PESHAWAR: The grand gala of Kalash winter festival – Chitirmas – was celebrated on Saturday with much funfair and splendour.
Foreign tourists, who had come from different countries to the Kalash valley to have a glimpse of unique culture, traditions and religious rites, enjoyed various events during the 15-day gala in the scenic valley.
Member provincial Assembly from Chitral, Wazirzada, attended the concluding ceremony.
Khyber Pakhtunkhwa Chief Secretary Naveed Kamran Baloch and Malakand Division Commissioner Zaheer ul Islam and others accompanied the lawmaker.
The MPA praised the provincial government for the facilities provided to the tourists and the local Kalash community to celebrate the festival.
During Chitirmas or Chawmoss festival, which began on December 7 and continued till 22nd of the current month, the Kalash people organised a number of events including bonfire competitions, Mandahek, Sharaberayak and Savilakehari to celebrate the festival with religious zeal and zest.
The festival began with bonfire competitions by Kalash children clad in colourful dresses and robes. They collected twigs and branches of pine trees and made bonfire to show off their skills in making high flames and smoke, which is meant to welcome peace, prosperity, minerals, green grass and love among the people of the indigenous tribe in the ensuing winter and spring seasons. The children, while holding green leaves and branches of trees, sang songs and performed chorus dance.
It followed Sharaberayak and Mandahek festivals. In Sharaberayak festival, the Kalash people make toy animals like cows, markhor and symbols of their ancestors from the flour and baked them in the fire. These toy animals then placed in the sun. Later, they are distributed among the relatives and well-wishers.

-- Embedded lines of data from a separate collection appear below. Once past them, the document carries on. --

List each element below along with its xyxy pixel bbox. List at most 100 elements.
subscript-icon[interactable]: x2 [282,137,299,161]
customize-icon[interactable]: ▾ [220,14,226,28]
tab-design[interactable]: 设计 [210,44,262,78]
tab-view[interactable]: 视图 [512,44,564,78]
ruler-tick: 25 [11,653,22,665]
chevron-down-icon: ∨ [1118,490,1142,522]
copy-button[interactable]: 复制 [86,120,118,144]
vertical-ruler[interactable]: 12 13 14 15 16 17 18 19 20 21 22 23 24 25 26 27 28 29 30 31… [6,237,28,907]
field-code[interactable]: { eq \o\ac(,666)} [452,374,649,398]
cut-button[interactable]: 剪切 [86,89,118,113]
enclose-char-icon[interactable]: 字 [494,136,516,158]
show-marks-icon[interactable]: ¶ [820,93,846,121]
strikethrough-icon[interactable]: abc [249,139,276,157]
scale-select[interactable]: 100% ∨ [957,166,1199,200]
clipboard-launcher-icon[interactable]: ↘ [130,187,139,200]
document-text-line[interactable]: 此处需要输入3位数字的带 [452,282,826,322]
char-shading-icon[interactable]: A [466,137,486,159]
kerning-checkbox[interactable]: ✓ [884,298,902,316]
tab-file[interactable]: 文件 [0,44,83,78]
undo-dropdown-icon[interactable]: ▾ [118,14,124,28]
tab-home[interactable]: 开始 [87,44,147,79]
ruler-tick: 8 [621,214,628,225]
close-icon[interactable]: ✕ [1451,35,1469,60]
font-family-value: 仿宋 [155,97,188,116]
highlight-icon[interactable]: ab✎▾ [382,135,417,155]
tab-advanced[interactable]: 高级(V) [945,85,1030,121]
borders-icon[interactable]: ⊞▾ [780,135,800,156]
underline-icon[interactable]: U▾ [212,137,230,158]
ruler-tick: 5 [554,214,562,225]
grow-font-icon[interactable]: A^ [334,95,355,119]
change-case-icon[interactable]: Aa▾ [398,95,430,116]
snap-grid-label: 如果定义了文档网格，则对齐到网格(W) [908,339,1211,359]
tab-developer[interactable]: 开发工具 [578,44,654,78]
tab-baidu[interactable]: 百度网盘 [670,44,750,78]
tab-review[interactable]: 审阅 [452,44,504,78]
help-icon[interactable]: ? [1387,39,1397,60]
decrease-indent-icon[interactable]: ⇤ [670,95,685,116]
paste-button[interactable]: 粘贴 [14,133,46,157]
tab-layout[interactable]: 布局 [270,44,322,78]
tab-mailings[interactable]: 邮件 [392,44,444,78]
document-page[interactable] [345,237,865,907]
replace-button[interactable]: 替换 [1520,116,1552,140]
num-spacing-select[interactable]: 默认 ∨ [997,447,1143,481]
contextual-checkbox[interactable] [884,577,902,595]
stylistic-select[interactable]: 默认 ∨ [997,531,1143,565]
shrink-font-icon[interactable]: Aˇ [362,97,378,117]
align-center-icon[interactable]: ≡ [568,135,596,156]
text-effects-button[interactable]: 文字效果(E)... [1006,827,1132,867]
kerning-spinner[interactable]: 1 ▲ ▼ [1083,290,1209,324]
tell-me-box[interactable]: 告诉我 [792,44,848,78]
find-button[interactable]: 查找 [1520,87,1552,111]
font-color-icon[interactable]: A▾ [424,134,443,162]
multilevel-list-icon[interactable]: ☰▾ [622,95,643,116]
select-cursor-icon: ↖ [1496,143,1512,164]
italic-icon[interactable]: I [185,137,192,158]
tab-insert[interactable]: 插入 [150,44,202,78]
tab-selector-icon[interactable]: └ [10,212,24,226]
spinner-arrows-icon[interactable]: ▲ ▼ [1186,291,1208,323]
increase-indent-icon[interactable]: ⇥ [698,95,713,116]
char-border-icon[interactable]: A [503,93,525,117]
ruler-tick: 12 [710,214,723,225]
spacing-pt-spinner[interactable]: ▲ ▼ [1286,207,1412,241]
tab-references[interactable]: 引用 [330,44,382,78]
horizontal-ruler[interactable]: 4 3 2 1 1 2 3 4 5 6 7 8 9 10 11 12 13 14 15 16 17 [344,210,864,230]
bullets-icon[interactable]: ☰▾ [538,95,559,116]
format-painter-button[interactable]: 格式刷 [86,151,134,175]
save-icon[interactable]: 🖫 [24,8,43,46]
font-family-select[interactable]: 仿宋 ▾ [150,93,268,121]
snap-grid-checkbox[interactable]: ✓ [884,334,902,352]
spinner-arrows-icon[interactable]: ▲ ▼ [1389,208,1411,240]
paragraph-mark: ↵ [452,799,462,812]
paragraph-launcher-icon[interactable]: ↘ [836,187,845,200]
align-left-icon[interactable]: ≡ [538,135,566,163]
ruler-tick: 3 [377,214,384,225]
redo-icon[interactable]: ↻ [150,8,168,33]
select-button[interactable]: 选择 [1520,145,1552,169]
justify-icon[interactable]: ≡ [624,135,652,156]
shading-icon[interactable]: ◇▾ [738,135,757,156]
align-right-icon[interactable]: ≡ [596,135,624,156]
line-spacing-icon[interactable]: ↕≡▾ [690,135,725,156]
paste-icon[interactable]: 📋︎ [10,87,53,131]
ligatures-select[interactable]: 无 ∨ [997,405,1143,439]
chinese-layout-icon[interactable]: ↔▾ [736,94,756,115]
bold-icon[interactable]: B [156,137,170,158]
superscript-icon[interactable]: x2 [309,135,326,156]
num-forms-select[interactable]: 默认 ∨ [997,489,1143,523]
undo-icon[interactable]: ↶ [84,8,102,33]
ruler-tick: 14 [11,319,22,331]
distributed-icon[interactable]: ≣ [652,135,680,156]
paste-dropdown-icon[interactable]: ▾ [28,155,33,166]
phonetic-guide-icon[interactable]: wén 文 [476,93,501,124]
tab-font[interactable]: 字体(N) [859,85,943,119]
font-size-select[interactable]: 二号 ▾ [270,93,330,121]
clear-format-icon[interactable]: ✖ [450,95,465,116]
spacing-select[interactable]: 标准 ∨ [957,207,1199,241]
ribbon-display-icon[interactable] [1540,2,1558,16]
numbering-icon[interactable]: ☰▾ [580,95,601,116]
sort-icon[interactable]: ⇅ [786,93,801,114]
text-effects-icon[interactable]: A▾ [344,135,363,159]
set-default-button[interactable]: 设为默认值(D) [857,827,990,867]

Similarly, Mandahek is another festival during which tree branches are set on fire and people observe five minute silence.
Then comes Savilakehari festival. Kalash men, women and children wearing new and colourful clothes gather at a place and sing love songs for each other. They dance together and praise each other.
Young Kalash girls wear boys’ dresses and boys clad themselves in girls clothes and dance in chorus. They express their feelings for each other and announce their marriage.
The community performed Shishaw and Gosnik rituals as well. After Shishaw rituals the Kalash community does not touch outsiders.
In Gosnik, three to five years old boys and girls wear new dresses with lots of walnut breads, fruits, gifts and locally made embroidered clothes. Their uncles bring goats and sheep to give them as gifts to their nieces and nephews.
The Tourism Department had made appropriate arrangements including installation of lighting system, provision of transport and other facilities so that the local community and tourists could celebrate the festival in a befitting manner.
Khyber Pakhtunkhawa Senior Minister for Sports, Tourism, Archaeology, Museums, Culture and Youth Affairs Muhammad Atif Khan had issued directives to the quarters concerned to provide every facility to the locals and foreign tourists.
He had also announced Rs560 million for highlighting the Kalash culture to the world.
The Kalasha winter festival “Chitirmas or Chawmoss” is the biggest festival of the year. The festival begins as winter starts around mid-December.
The festival is celebrated for the divine, the living and dead relatives, crops and the goats to be safeguarded, while the community, the village and the valley are purified prior to the coming year. Sighting a fox is a good omen and great efforts are made in this regard.
At dusk, torch-lit processions are taken out from all the nearby villages in Ramboor, Bamburet and Birrir valleys. The processions then culminate at the “Charsue”, which is the main customary dancing place. Most of the festivities are indoors where the local wine is handed around as the dance gathers momentum. It is carried out till late in the night round the bonfire.
On the other hand, the tribal elders sit on hilltops at dawn to watch the rising sun and declare the New Year.
Goat sacrificed are then made to the Godess “Jastak”, while blood from the animal is sprinkled at the temple Jastime.
When “Balimine”, another great god visits the Kalash valley once a year, sacrifices are made at his “Malosh Altar” too.